Ajouté le 22 mars 2009
Laurent Ott, éducateur et enseignant, nous écrit :

« Les cas cités sont incomplets mais bien réels ; ce sont des situations dont je me souviens. On avait beaucoup parlé dans RESF de ces recherches, de ces arrestations, et de l’utilisation de l’espace scolaire par la police.

« Les appels de recherche d’enfants n’en précisent en général pas les motifs, ce qui permet d’imaginer le pire. Mais on sait que très souvent il s’agit de retrouver un enfant pris dans un conflit familial.

« Bien entendu, il y a eu des appels de recherche visant à repérer des “enfants sans papiers”, et, sans pouvoir citer de
sources précises, je suis quasiment sûr que certains ont servi à “ débusquer” des enfants de sans papiers “à l’abri”.
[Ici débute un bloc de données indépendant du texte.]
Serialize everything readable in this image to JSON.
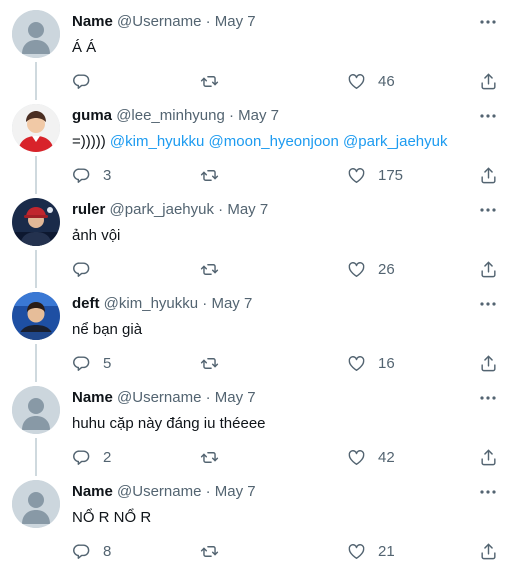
{
  "tweets": [
    {
      "name": "Name",
      "handle": "@Username",
      "separator": "·",
      "date": "May 7",
      "text": "Á Á",
      "mentions": [],
      "avatar": "default-avatar",
      "replies": "",
      "retweets": "",
      "likes": "46"
    },
    {
      "name": "guma",
      "handle": "@lee_minhyung",
      "separator": "·",
      "date": "May 7",
      "text": "=)))))",
      "mentions": [
        "@kim_hyukku",
        "@moon_hyeonjoon",
        "@park_jaehyuk"
      ],
      "avatar": "photo-red-jacket",
      "replies": "3",
      "retweets": "",
      "likes": "175"
    },
    {
      "name": "ruler",
      "handle": "@park_jaehyuk",
      "separator": "·",
      "date": "May 7",
      "text": "ảnh vội",
      "mentions": [],
      "avatar": "photo-dark-red-cap",
      "replies": "",
      "retweets": "",
      "likes": "26"
    },
    {
      "name": "deft",
      "handle": "@kim_hyukku",
      "separator": "·",
      "date": "May 7",
      "text": "nể bạn già",
      "mentions": [],
      "avatar": "photo-blue-stage",
      "replies": "5",
      "retweets": "",
      "likes": "16"
    },
    {
      "name": "Name",
      "handle": "@Username",
      "separator": "·",
      "date": "May 7",
      "text": "huhu cặp này đáng iu théeee",
      "mentions": [],
      "avatar": "default-avatar",
      "replies": "2",
      "retweets": "",
      "likes": "42"
    },
    {
      "name": "Name",
      "handle": "@Username",
      "separator": "·",
      "date": "May 7",
      "text": "NỔ R NỔ R",
      "mentions": [],
      "avatar": "default-avatar",
      "replies": "8",
      "retweets": "",
      "likes": "21"
    }
  ],
  "colors": {
    "text": "#0f1419",
    "secondary": "#536471",
    "mention": "#1d9bf0",
    "thread_line": "#cfd9de",
    "default_avatar_bg": "#ccd6dd"
  },
  "icons": {
    "reply": "reply-icon",
    "retweet": "retweet-icon",
    "like": "like-icon",
    "share": "share-icon",
    "more": "more-icon"
  }
}
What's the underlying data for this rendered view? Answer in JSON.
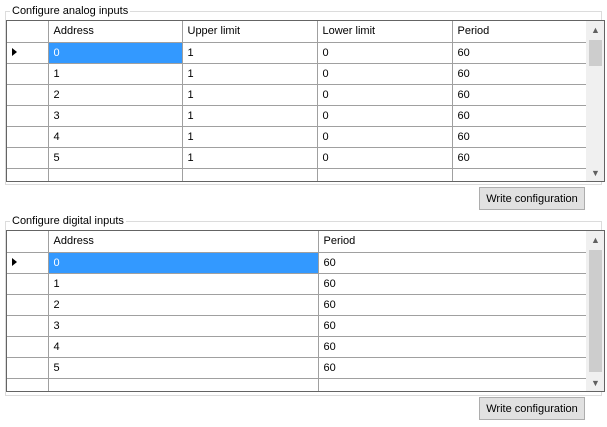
{
  "analog": {
    "title": "Configure analog inputs",
    "columns": [
      "Address",
      "Upper limit",
      "Lower limit",
      "Period"
    ],
    "rows": [
      [
        "0",
        "1",
        "0",
        "60"
      ],
      [
        "1",
        "1",
        "0",
        "60"
      ],
      [
        "2",
        "1",
        "0",
        "60"
      ],
      [
        "3",
        "1",
        "0",
        "60"
      ],
      [
        "4",
        "1",
        "0",
        "60"
      ],
      [
        "5",
        "1",
        "0",
        "60"
      ]
    ],
    "selected_row": 0,
    "button_label": "Write configuration"
  },
  "digital": {
    "title": "Configure digital inputs",
    "columns": [
      "Address",
      "Period"
    ],
    "rows": [
      [
        "0",
        "60"
      ],
      [
        "1",
        "60"
      ],
      [
        "2",
        "60"
      ],
      [
        "3",
        "60"
      ],
      [
        "4",
        "60"
      ],
      [
        "5",
        "60"
      ]
    ],
    "selected_row": 0,
    "button_label": "Write configuration"
  },
  "icons": {
    "current_row": "row-pointer-arrow-icon",
    "scroll_up": "chevron-up-icon",
    "scroll_down": "chevron-down-icon"
  }
}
« En réalité, les enfants ne sont jamais “sans papiers” puisqu’ils ne sont pas assujettis à l’obligation d’en posséder. Mais on leur doit protection ; ce qui permet aux préfectures de justifier les recherches et les expulsions d’enfants par l’éloignement de leurs parents et l’intérêt supposé des enfants à vivre en famille. C’est ainsi que le droit est retourné contre ceux qu’il devrait protéger : on rassemble les familles... dehors.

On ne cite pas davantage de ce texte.